There’s also the case when a team’s daily stand-up meeting serves the needs of their manager rather than fostering collaboration or addressing the team’s collective challenges. When meetings become primarily about reporting to someone, they fall short of their Agile purpose.
It’s hard to prove or argue about the value of a team’s many meetings; instead, an alternative approach might be to start with a better understanding of where a team’s time is spent each week and how meetings impact that time.
Visualizing Your Team’s Time
To understand this impact, I prototyped a tool that visualizes a team’s weekly time allocation. This interactive tool shows the distribution of hours across productive work, meeting time, informal collaboration, cognitive load, and meeting leakage. The tool has various dials you can use to adjust different factors to see their real-world effects:
- Meeting Frequency: The number of 30-minute or 1-hour sessions.
- Team Size: Larger teams often require more time for alignment and establishing shared context.
- Multitasking: The more individuals juggle different tasks, the more common context switching becomes.
- Interdependencies: The time team members need getting support from others can generate unplanned interruptions.
- Work Complexity: Larger and more complex projects require additional coordination and planning overhead.
- Team Location: Remote setups can optimize against physical travel time, while hybrid models introduce unique communication challenges.
As these factors shift, the tool would dynamically show how overall productive working time changes.
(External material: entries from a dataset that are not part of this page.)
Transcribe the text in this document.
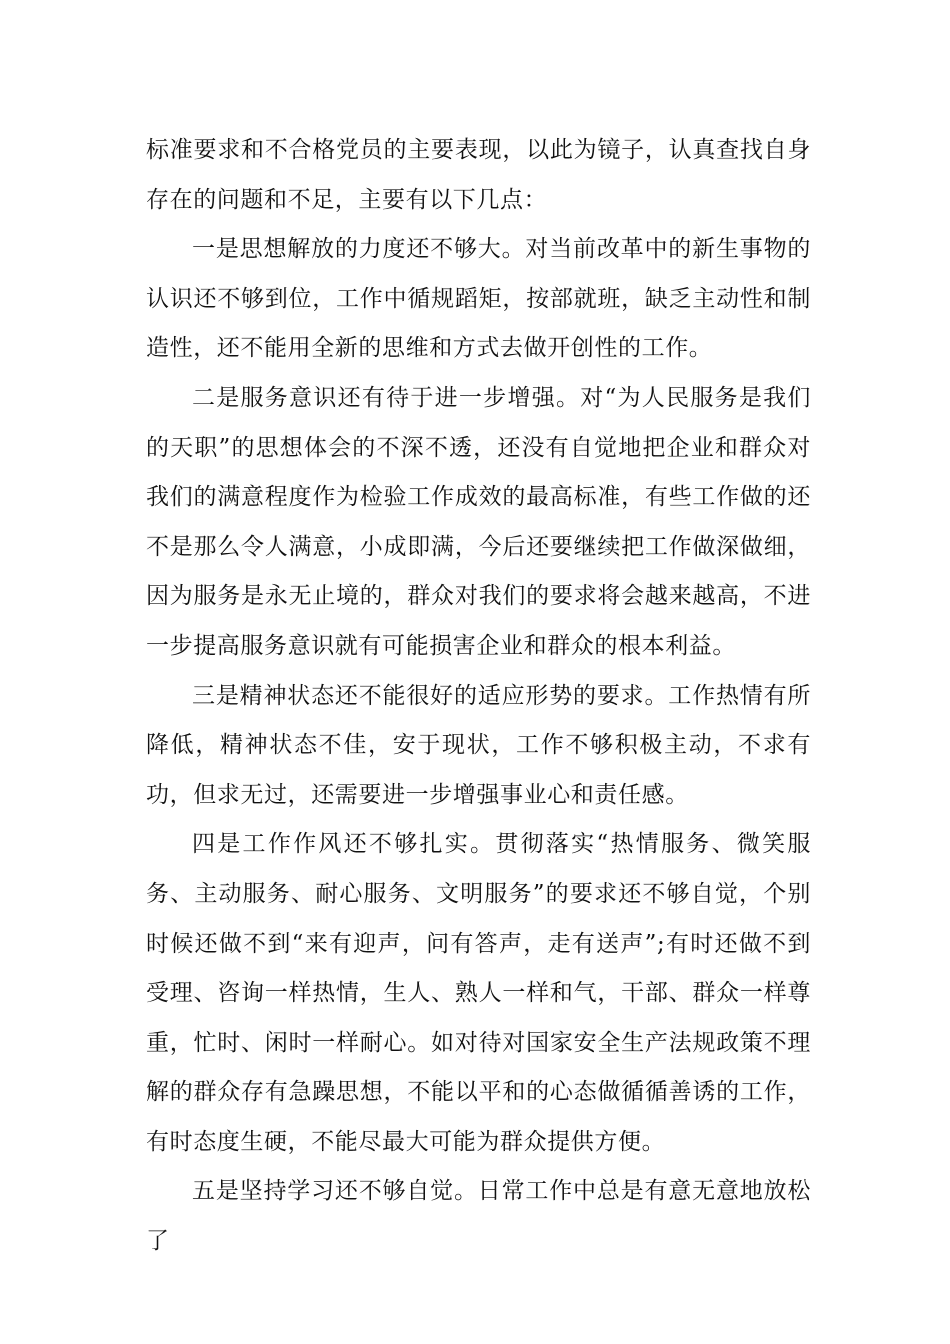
标准要求和不合格党员的主要表现，以此为镜子，认真查找自身存在的问题和不足，主要有以下几点：

一是思想解放的力度还不够大。对当前改革中的新生事物的认识还不够到位，工作中循规蹈矩，按部就班，缺乏主动性和制造性，还不能用全新的思维和方式去做开创性的工作。

二是服务意识还有待于进一步增强。对“为人民服务是我们的天职”的思想体会的不深不透，还没有自觉地把企业和群众对我们的满意程度作为检验工作成效的最高标准，有些工作做的还不是那么令人满意，小成即满，今后还要继续把工作做深做细，因为服务是永无止境的，群众对我们的要求将会越来越高，不进一步提高服务意识就有可能损害企业和群众的根本利益。

三是精神状态还不能很好的适应形势的要求。工作热情有所降低，精神状态不佳，安于现状，工作不够积极主动，不求有功，但求无过，还需要进一步增强事业心和责任感。

四是工作作风还不够扎实。贯彻落实“热情服务、微笑服务、主动服务、耐心服务、文明服务”的要求还不够自觉，个别时候还做不到“来有迎声，问有答声，走有送声”;有时还做不到受理、咨询一样热情，生人、熟人一样和气，干部、群众一样尊重，忙时、闲时一样耐心。如对待对国家安全生产法规政策不理解的群众存有急躁思想，不能以平和的心态做循循善诱的工作，有时态度生硬，不能尽最大可能为群众提供方便。

五是坚持学习还不够自觉。日常工作中总是有意无意地放松了
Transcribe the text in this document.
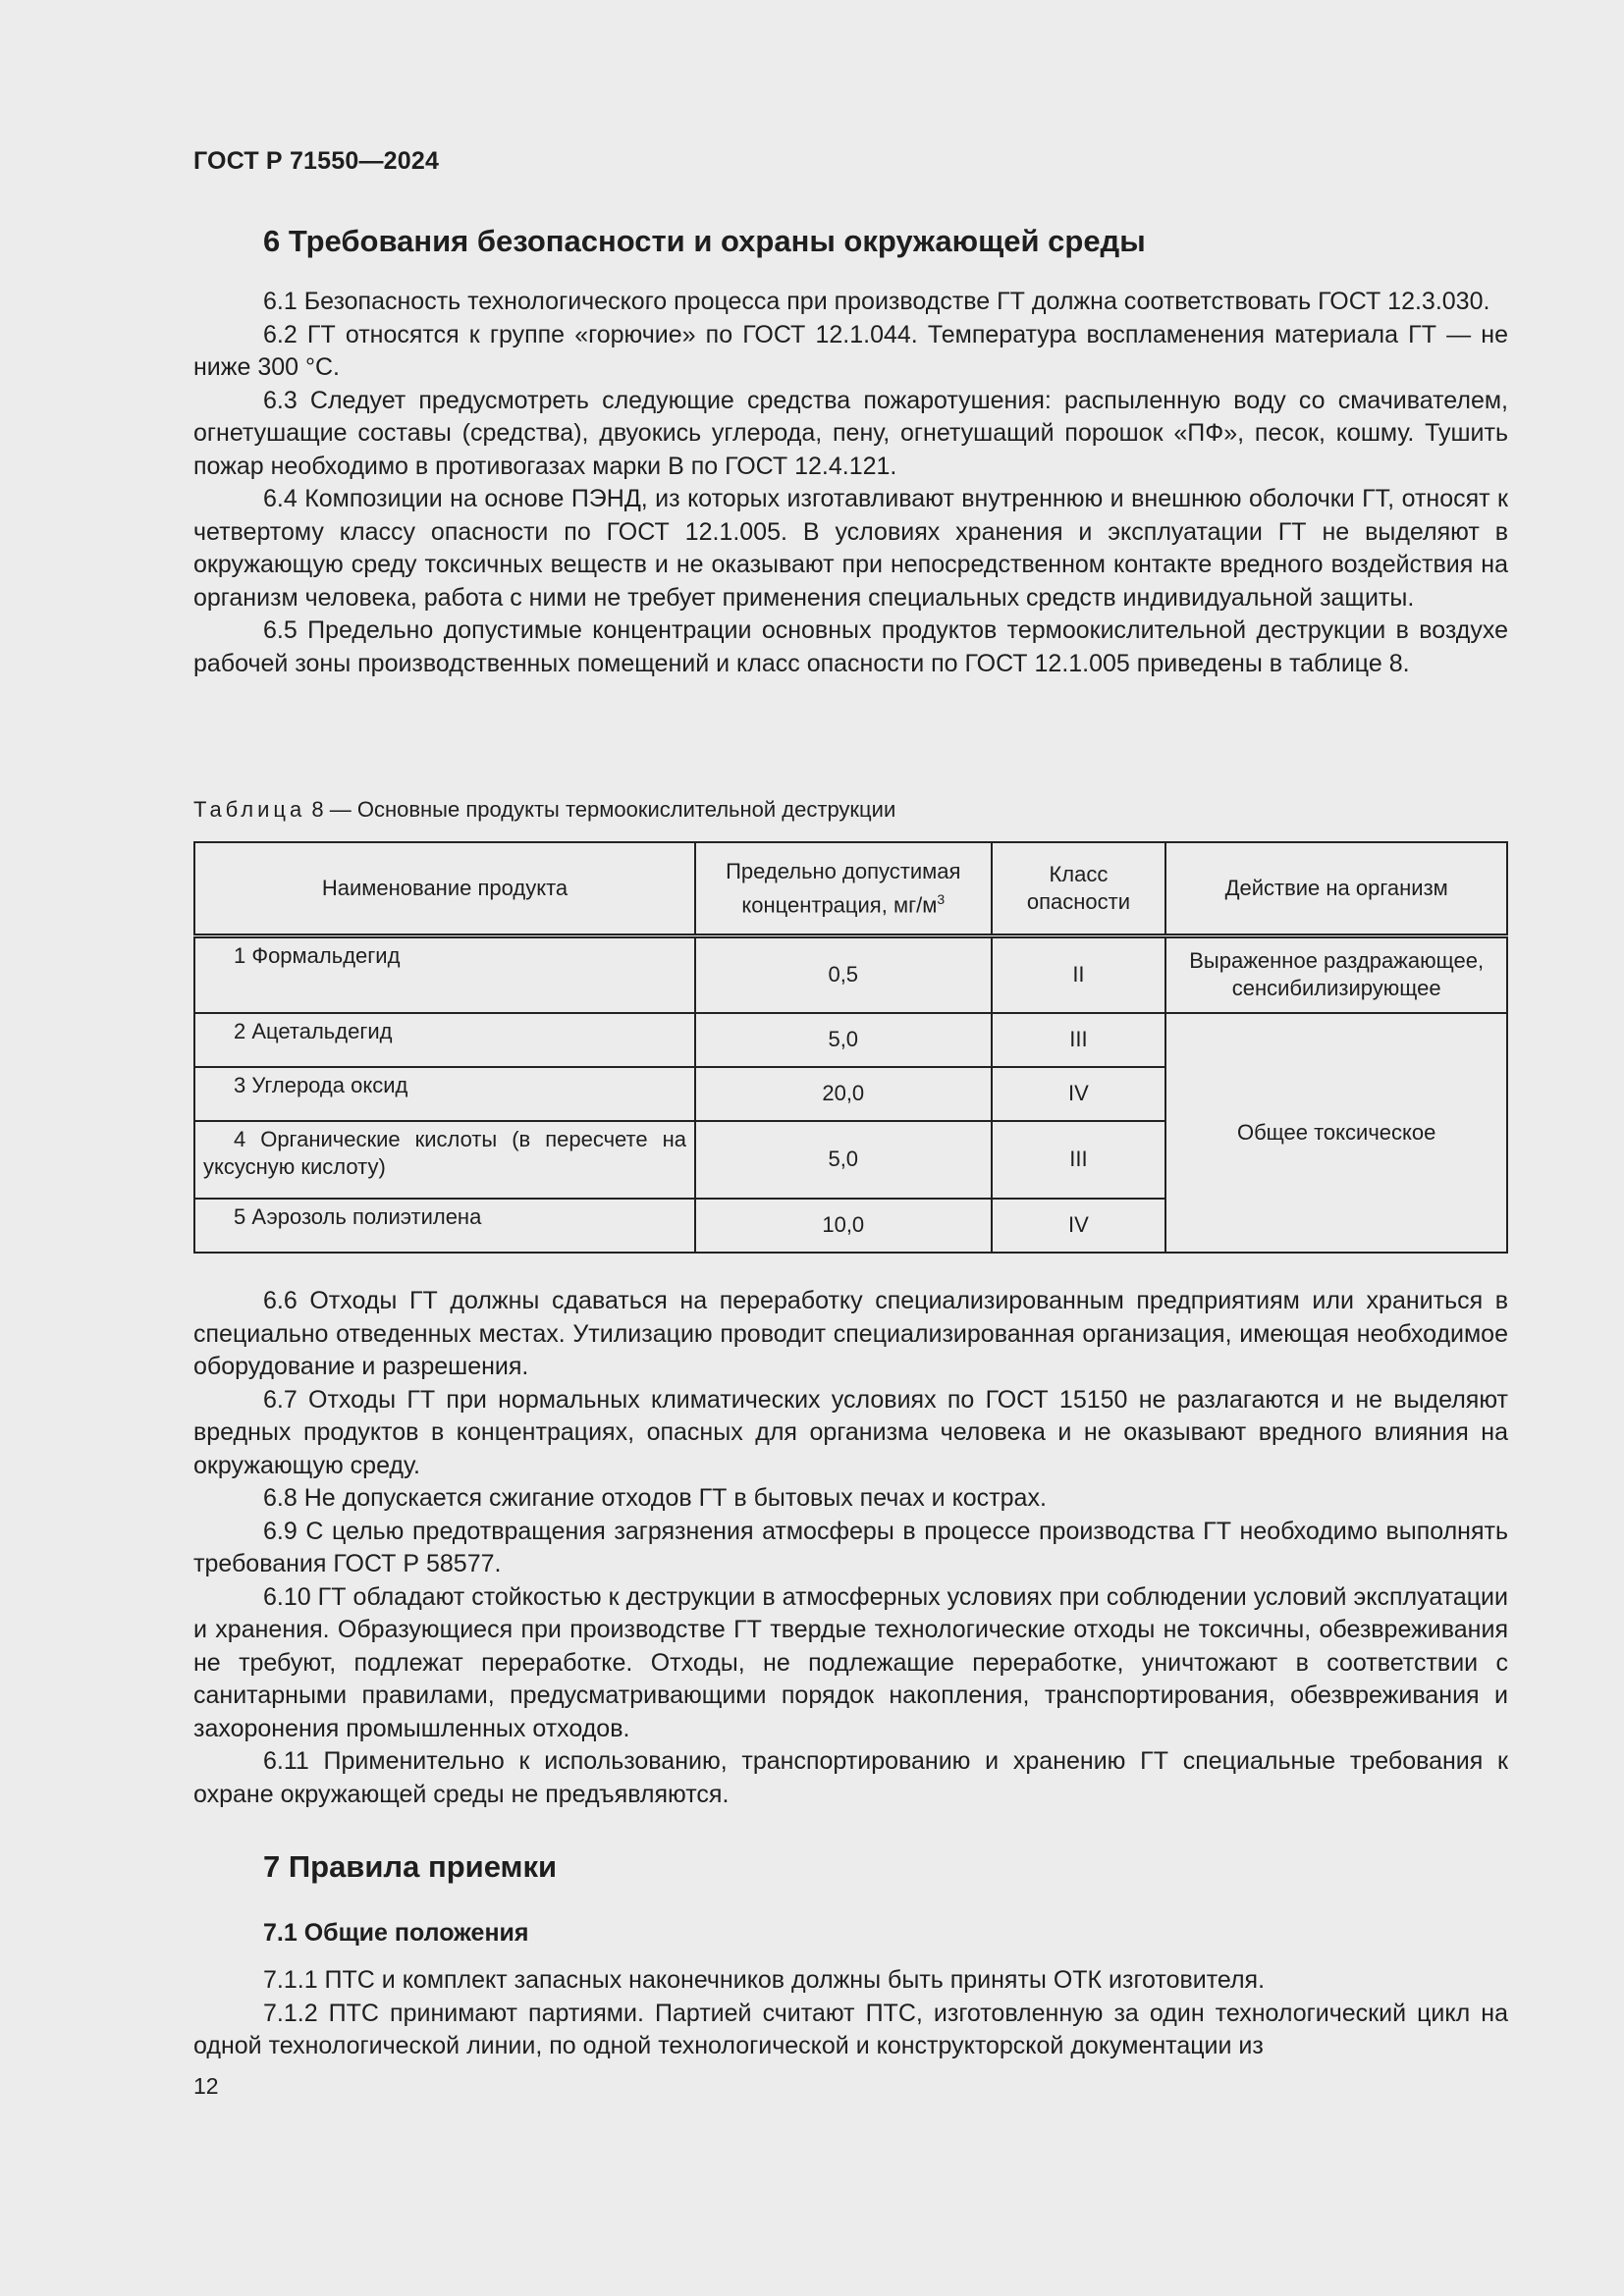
ГОСТ Р 71550—2024
6 Требования безопасности и охраны окружающей среды

6.1 Безопасность технологического процесса при производстве ГТ должна соответствовать ГОСТ 12.3.030.

6.2 ГТ относятся к группе «горючие» по ГОСТ 12.1.044. Температура воспламенения материала ГТ — не ниже 300 °С.

6.3 Следует предусмотреть следующие средства пожаротушения: распыленную воду со смачивателем, огнетушащие составы (средства), двуокись углерода, пену, огнетушащий порошок «ПФ», песок, кошму. Тушить пожар необходимо в противогазах марки В по ГОСТ 12.4.121.

6.4 Композиции на основе ПЭНД, из которых изготавливают внутреннюю и внешнюю оболочки ГТ, относят к четвертому классу опасности по ГОСТ 12.1.005. В условиях хранения и эксплуатации ГТ не выделяют в окружающую среду токсичных веществ и не оказывают при непосредственном контакте вредного воздействия на организм человека, работа с ними не требует применения специальных средств индивидуальной защиты.

6.5 Предельно допустимые концентрации основных продуктов термоокислительной деструкции в воздухе рабочей зоны производственных помещений и класс опасности по ГОСТ 12.1.005 приведены в таблице 8.

Таблица 8 — Основные продукты термоокислительной деструкции
Наименование продукта	Предельно допустимая концентрация, $мг/м^3$	Класс опасности	Действие на организм

1 Формальдегид	0,5	II	Выраженное раздражающее, сенсибилизирующее

2 Ацетальдегид	5,0	III	Общее токсическое

3 Углерода оксид	20,0	IV	

4 Органические кислоты (в пересчете на уксусную кислоту)	5,0	III	

5 Аэрозоль полиэтилена	10,0	IV	

6.6 Отходы ГТ должны сдаваться на переработку специализированным предприятиям или храниться в специально отведенных местах. Утилизацию проводит специализированная организация, имеющая необходимое оборудование и разрешения.

6.7 Отходы ГТ при нормальных климатических условиях по ГОСТ 15150 не разлагаются и не выделяют вредных продуктов в концентрациях, опасных для организма человека и не оказывают вредного влияния на окружающую среду.

6.8 Не допускается сжигание отходов ГТ в бытовых печах и кострах.

6.9 С целью предотвращения загрязнения атмосферы в процессе производства ГТ необходимо выполнять требования ГОСТ Р 58577.

6.10 ГТ обладают стойкостью к деструкции в атмосферных условиях при соблюдении условий эксплуатации и хранения. Образующиеся при производстве ГТ твердые технологические отходы не токсичны, обезвреживания не требуют, подлежат переработке. Отходы, не подлежащие переработке, уничтожают в соответствии с санитарными правилами, предусматривающими порядок накопления, транспортирования, обезвреживания и захоронения промышленных отходов.

6.11 Применительно к использованию, транспортированию и хранению ГТ специальные требования к охране окружающей среды не предъявляются.

7 Правила приемки
7.1 Общие положения

7.1.1 ПТС и комплект запасных наконечников должны быть приняты ОТК изготовителя.

7.1.2 ПТС принимают партиями. Партией считают ПТС, изготовленную за один технологический цикл на одной технологической линии, по одной технологической и конструкторской документации из

12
It reveals how a forty-hour work week is a finite resource, meetings and other factors interact to reduce the time people have to work and collaborate productively.

Towards More Intentional Collaboration
Considering the impact meetings have on teams, how they are too easy to book, and how they’re often the first, worst solution employed to solve problems, exploring alternatives and asking simple questions like “What else could we do?” can help uncover more effective ways to tackle a problem.
Teams can eliminate many unnecessary meetings through improved information sharing and better communication, which can lead to issues getting resolved asynchronously. For example, Kanban’s practices of visualizing work and limiting work in progress provide transparency that can reduce the need for status update meetings.
Conclusion
Understanding the full impact of meeting leakage is paramount for any team striving for agility; however, managers and teams often overlook the hidden costs of meetings, including mental, logistical, and time spent context switching.
Meeting leakage means that the cost of a 30-minute meeting is never just 30 minutes.
By recognizing these invisible factors and by examining a team’s collaboration habits, they can reclaim both time and energy. The goal of the meeting leakage tool is to provide teams with information they can use to make better, more deliberate choices about their time.